명령어 사이클: Fetch-Decode-Execute

프롤로그 - CPU가 1초에 40억 번 숨 쉬는 방법

회사를 창업하고 나서 가장 먼저 부딪힌 벽이 뭐였냐면, "CPU가 정확히 어떻게 일하는가"였습니다. 전 CS 전공이 아니라서 그동안 그냥 "코드 짜면 컴퓨터가 알아서 돌아간다" 정도로만 이해하고 있었거든요.

그러다가 서버 성능 최적화를 해야 하는 상황이 왔는데, CPU 사용률이 100%를 찍으면서도 "뭐가 문제인지" 전혀 감이 안 오는 거예요. 팀원들은 "명령어 파이프라인이", "분기 예측 실패가" 이런 얘기를 하는데 저는 멍하니 듣기만 했습니다.

그때 깨달았죠. CPU의 기본 리듬을 모르면 최적화는 불가능하다는 걸.

고민 - 3.5GHz가 정확히 뭘 의미하는가

컴퓨터를 살 때 우리는 "3.5GHz"라는 스펙을 봅니다. 근데 이게 정확히 뭘 의미할까요? 1초에 35억 번 뭘 한다는 건데, 그 "뭘"이 대체 뭐란 말입니까?

저는 처음엔 "1초에 35억 개의 명령어를 실행한다"라고 생각했어요. 완전히 틀린 건 아니지만, 정확하지도 않더군요. 실제로는 명령어 하나가 여러 클럭 사이클을 먹기도 하고, 반대로 파이프라이닝 덕분에 여러 명령어가 동시에 진행되기도 하니까요.

그래서 저는 CPU 아키텍처 책을 펼쳤습니다. 그리고 가장 먼저 마주한 개념이 바로 명령어 사이클(Instruction Cycle)이었죠.

깨달음 - CPU는 단순노동자다

결론부터 말하면, CPU는 엄청나게 복잡해 보이지만 사실 평생 똑같은 3단계만 반복하는 단순노동자입니다.

Fetch (가져오기): "다음 할 일이 뭐지?" 메모리에서 명령어 가져오기
Decode (해석하기): "이게 무슨 뜻이지?" 명령어 해석하기
Execute (실행하기): "실행!" 실제로 연산 수행하기

이게 전부입니다. 컴퓨터가 켜진 순간부터 꺼질 때까지, CPU는 이 3단계를 1초에 수십억 번 반복합니다. 마치 심장 박동처럼.

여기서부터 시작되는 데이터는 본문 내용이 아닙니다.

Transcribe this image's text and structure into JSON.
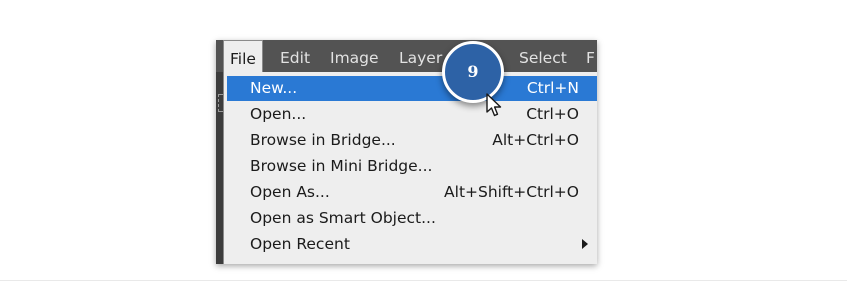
{
  "menubar": {
    "items": [
      {
        "label": "File",
        "active": true
      },
      {
        "label": "Edit"
      },
      {
        "label": "Image"
      },
      {
        "label": "Layer"
      },
      {
        "label": "Select"
      },
      {
        "label": "F"
      }
    ]
  },
  "file_menu": {
    "items": [
      {
        "label": "New...",
        "shortcut": "Ctrl+N",
        "highlighted": true
      },
      {
        "label": "Open...",
        "shortcut": "Ctrl+O"
      },
      {
        "label": "Browse in Bridge...",
        "shortcut": "Alt+Ctrl+O"
      },
      {
        "label": "Browse in Mini Bridge...",
        "shortcut": ""
      },
      {
        "label": "Open As...",
        "shortcut": "Alt+Shift+Ctrl+O"
      },
      {
        "label": "Open as Smart Object...",
        "shortcut": ""
      },
      {
        "label": "Open Recent",
        "shortcut": "",
        "submenu": true
      }
    ]
  },
  "step_badge": {
    "number": "9"
  },
  "colors": {
    "menubar_bg": "#535353",
    "menu_bg": "#eeeeee",
    "highlight": "#2a79d4",
    "badge": "#2d62a6"
  },
  "icons": {
    "cursor": "arrow-cursor-icon",
    "submenu": "submenu-arrow-icon"
  }
}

비유하자면 CPU는 레시피를 따라 요리하는 로봇 셰프입니다. 레시피북(메모리)을 펼치고, 한 줄 읽고, 그게 뭔 뜻인지 파악하고, 실행하고, 다음 줄로 넘어가는 걸 무한반복하는 거죠. 단지 이 로봇은 1초에 40억 번 레시피를 읽는다는 게 다를 뿐입니다.

깊게 파보기 - 3단계의 내부 메커니즘

1단계 - Fetch - 메모리에서 명령어 꺼내기

Fetch 단계는 생각보다 복잡합니다. CPU 안에는 여러 특수 레지스터들이 있는데, 이들이 협력해서 명령어를 가져옵니다.

핵심 레지스터 4종 세트:

PC (Program Counter): "다음에 읽을 명령어의 주소"를 저장. 마치 책갈피 같은 역할.
MAR (Memory Address Register): PC의 주소를 받아서 "여기 읽어줘"라고 메모리에 요청.
MDR (Memory Data Register): 메모리가 돌려준 데이터(명령어)를 임시로 받아두는 곳.
IR (Instruction Register): MDR에서 받은 명령어를 저장. 이제 이걸 해석해야 함.

# Fetch 단계의 내부 흐름

1. MAR ← PC              // "메모리 100번지 읽어줘"
2. MDR ← Memory[MAR]     // 메모리가 데이터 돌려줌 (예: 0x8B450012)
3. IR ← MDR              // 명령어 레지스터에 복사
4. PC ← PC + 1           // 다음 명령어 주소로 이동 (책갈피 옮기기)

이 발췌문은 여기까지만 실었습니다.